A spokesman for Sarkozy’s office said the talks would be held “on the basis of Brazilian and Turkish efforts and the response sent out by Russia, France and the United States,” referring to the nuclear fuel exchange agreement brokered by Brazil and Turkey in May. Iran at the time agreed to deposit 1,200 kilograms of 3.5 percent enriched uranium in Turkey in exchange for 120 kilograms of 20 percent enriched uranium to be provided by France, Russia and the United States.

The latter wouldn’t play ball though. A French Foreign Ministry spokesman noted in May that “a solution to the (fuel) question, if it happens, would do nothing to settle the problem posed by the Iranian nuclear program.” President Dmitri Medvedev expressed a similar concern. “One question is: will Iran itself enrich uranium?” he wondered. If so, “those concerns that the international community had before could remain.”

American secretary of state Hillary Clinton was quick to announce tough sanctions for Iran, sharing British concerns that its agreement to the Brazilian-Turkish deal was little more than a delaying tactic. After the United Nations Security Council agreed to impose new sanctions against Iran on June 9, both the European Union and the United States have enacted unilateral embargos that target Iranian shipping, trade, insurance, finance and energy. China and Russia, along with Brazil and Turkey, currently nonpermanent members of the Security Council, have opposed far-reaching punitive measures. President Medvedev openly criticized the additional Western sanctions last Thursday.

In St. Petersburg this weekend, President Sarkozy stressed that the sanctions “were not to punish Iran but to convince its leaders to resume the path of negotiations,” reported an official. Washington has similarly noted that sanctions should be targeted against the Revolutionary Guard and the evermore authoritarian regime of the ayatollahs.

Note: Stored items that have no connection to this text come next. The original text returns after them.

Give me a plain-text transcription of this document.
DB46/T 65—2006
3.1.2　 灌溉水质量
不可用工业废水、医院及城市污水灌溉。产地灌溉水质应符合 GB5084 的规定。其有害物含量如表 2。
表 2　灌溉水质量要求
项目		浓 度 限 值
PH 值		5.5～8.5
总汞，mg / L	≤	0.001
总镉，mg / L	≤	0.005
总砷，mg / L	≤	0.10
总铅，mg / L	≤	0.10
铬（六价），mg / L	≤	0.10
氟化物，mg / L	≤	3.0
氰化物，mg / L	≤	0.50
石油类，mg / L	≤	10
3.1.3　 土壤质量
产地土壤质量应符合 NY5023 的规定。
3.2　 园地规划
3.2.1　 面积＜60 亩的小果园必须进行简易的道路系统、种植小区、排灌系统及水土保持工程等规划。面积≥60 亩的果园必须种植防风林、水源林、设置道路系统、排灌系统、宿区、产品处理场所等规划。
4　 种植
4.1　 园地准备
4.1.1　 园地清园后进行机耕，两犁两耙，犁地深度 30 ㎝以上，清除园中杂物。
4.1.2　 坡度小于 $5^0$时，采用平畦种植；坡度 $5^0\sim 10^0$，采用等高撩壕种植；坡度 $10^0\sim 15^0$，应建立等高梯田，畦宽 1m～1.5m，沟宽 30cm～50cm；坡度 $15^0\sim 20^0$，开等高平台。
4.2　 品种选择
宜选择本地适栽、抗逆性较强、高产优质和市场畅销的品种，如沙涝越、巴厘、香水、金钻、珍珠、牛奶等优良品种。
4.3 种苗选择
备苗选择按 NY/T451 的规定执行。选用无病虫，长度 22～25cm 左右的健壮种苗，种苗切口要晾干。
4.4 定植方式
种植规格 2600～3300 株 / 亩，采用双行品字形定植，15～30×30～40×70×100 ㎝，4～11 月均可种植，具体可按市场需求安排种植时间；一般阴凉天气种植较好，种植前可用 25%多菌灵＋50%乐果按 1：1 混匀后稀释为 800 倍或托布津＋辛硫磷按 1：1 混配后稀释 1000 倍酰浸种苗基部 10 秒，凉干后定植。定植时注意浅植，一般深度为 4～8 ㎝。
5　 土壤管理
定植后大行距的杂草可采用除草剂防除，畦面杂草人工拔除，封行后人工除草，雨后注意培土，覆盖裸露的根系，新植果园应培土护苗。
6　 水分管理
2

France and Iran have a history when it comes to nuclear energy. Under the shah, France provided Iran with enriched uranium to support his nuclear ambitions. After the Islamic Revolution of 1979 however, this supply was immediately frozen while France and Iran squabbled for many years over the return of a $1 billion Iranian investment in the construction of a French nuclear power plant. The new regime quickly began to finance the Lebanese terrorist organization Hezbollah which abducted French citizens several times during the 1980s in order to put more pressure on Paris.

In more recent years France has expressed a newfound interest in the Middle East. President Sarkozy almost singlehandedly launched a Mediterranean Union and pushed for a Gaza ceasefire plan in conjunction with his Egyptian colleague Hosni Mubarak in January 2009. What’s more, France has been sharing nuclear technology with several Arab states, including Algeria, Libya, Morocco and the United Arab Emirates.

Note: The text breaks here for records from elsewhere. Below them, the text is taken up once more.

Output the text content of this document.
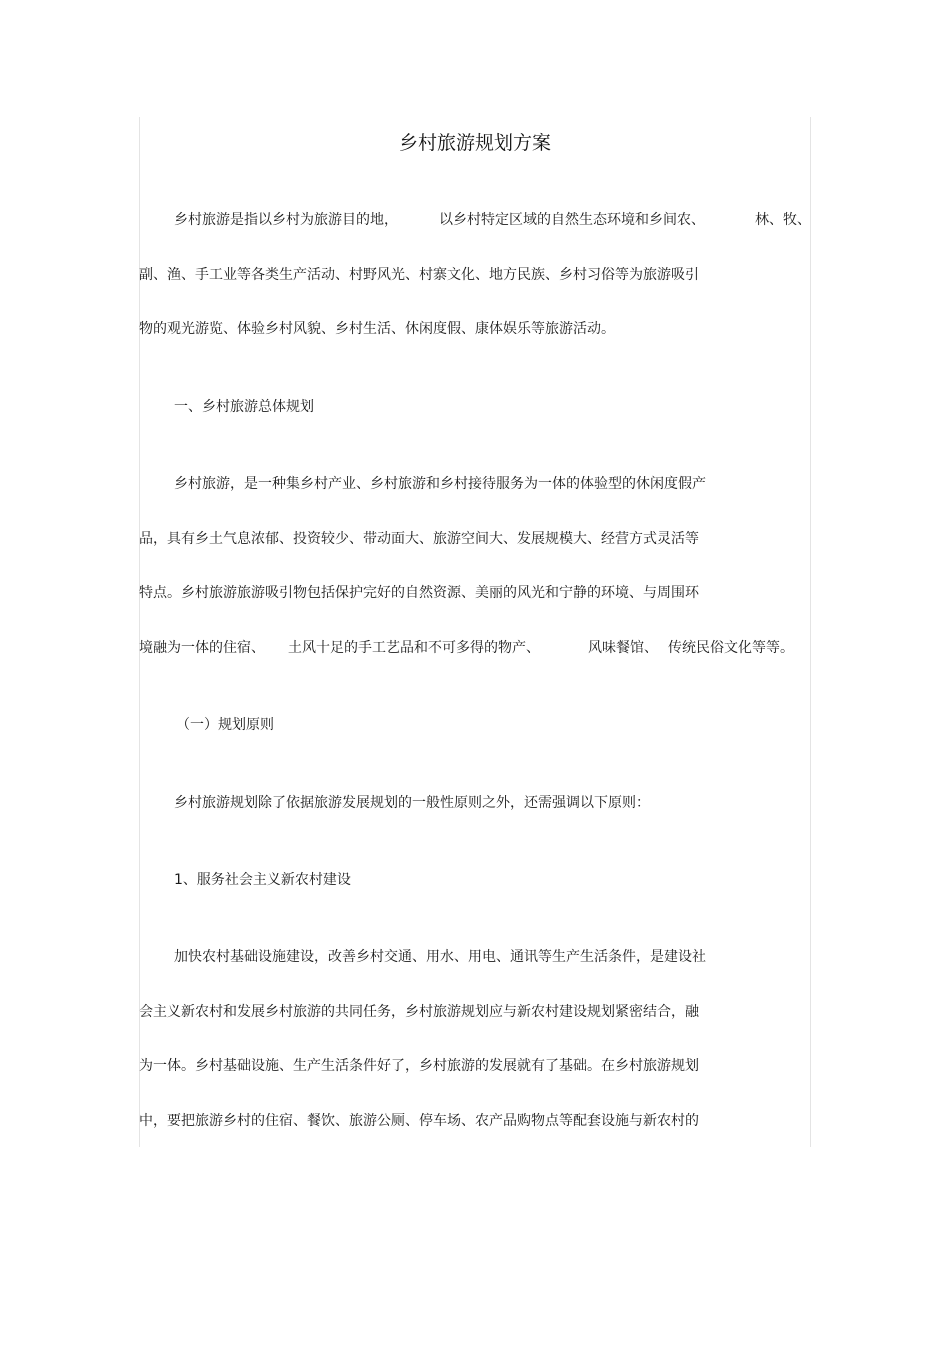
乡村旅游规划方案
乡村旅游是指以乡村为旅游目的地，	以乡村特定区域的自然生态环境和乡间农、	林、牧、
副、渔、手工业等各类生产活动、村野风光、村寨文化、地方民族、乡村习俗等为旅游吸引
物的观光游览、体验乡村风貌、乡村生活、休闲度假、康体娱乐等旅游活动。
一、乡村旅游总体规划
乡村旅游，是一种集乡村产业、乡村旅游和乡村接待服务为一体的体验型的休闲度假产
品，具有乡土气息浓郁、投资较少、带动面大、旅游空间大、发展规模大、经营方式灵活等
特点。乡村旅游旅游吸引物包括保护完好的自然资源、美丽的风光和宁静的环境、与周围环
境融为一体的住宿、 土风十足的手工艺品和不可多得的物产、	风味餐馆、 传统民俗文化等等。
（一）规划原则
乡村旅游规划除了依据旅游发展规划的一般性原则之外，还需强调以下原则：
1、服务社会主义新农村建设
加快农村基础设施建设，改善乡村交通、用水、用电、通讯等生产生活条件，是建设社
会主义新农村和发展乡村旅游的共同任务，乡村旅游规划应与新农村建设规划紧密结合，融
为一体。乡村基础设施、生产生活条件好了，乡村旅游的发展就有了基础。在乡村旅游规划
中，要把旅游乡村的住宿、餐饮、旅游公厕、停车场、农产品购物点等配套设施与新农村的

At the same time, France staunchly opposes any further spread of nuclear weapons. The reaons here are entirely self serving. As John Vinocur wrote in October of last year, “France’s great levers of international influence — its special status as a nuclear power and as a member of the UN Security Council — are best defended by visibly aggressive adherence to the global nuclear nonproliferation treaties that Iran is violating.” In short, France will welcome the chance to assert itself as a great power once again.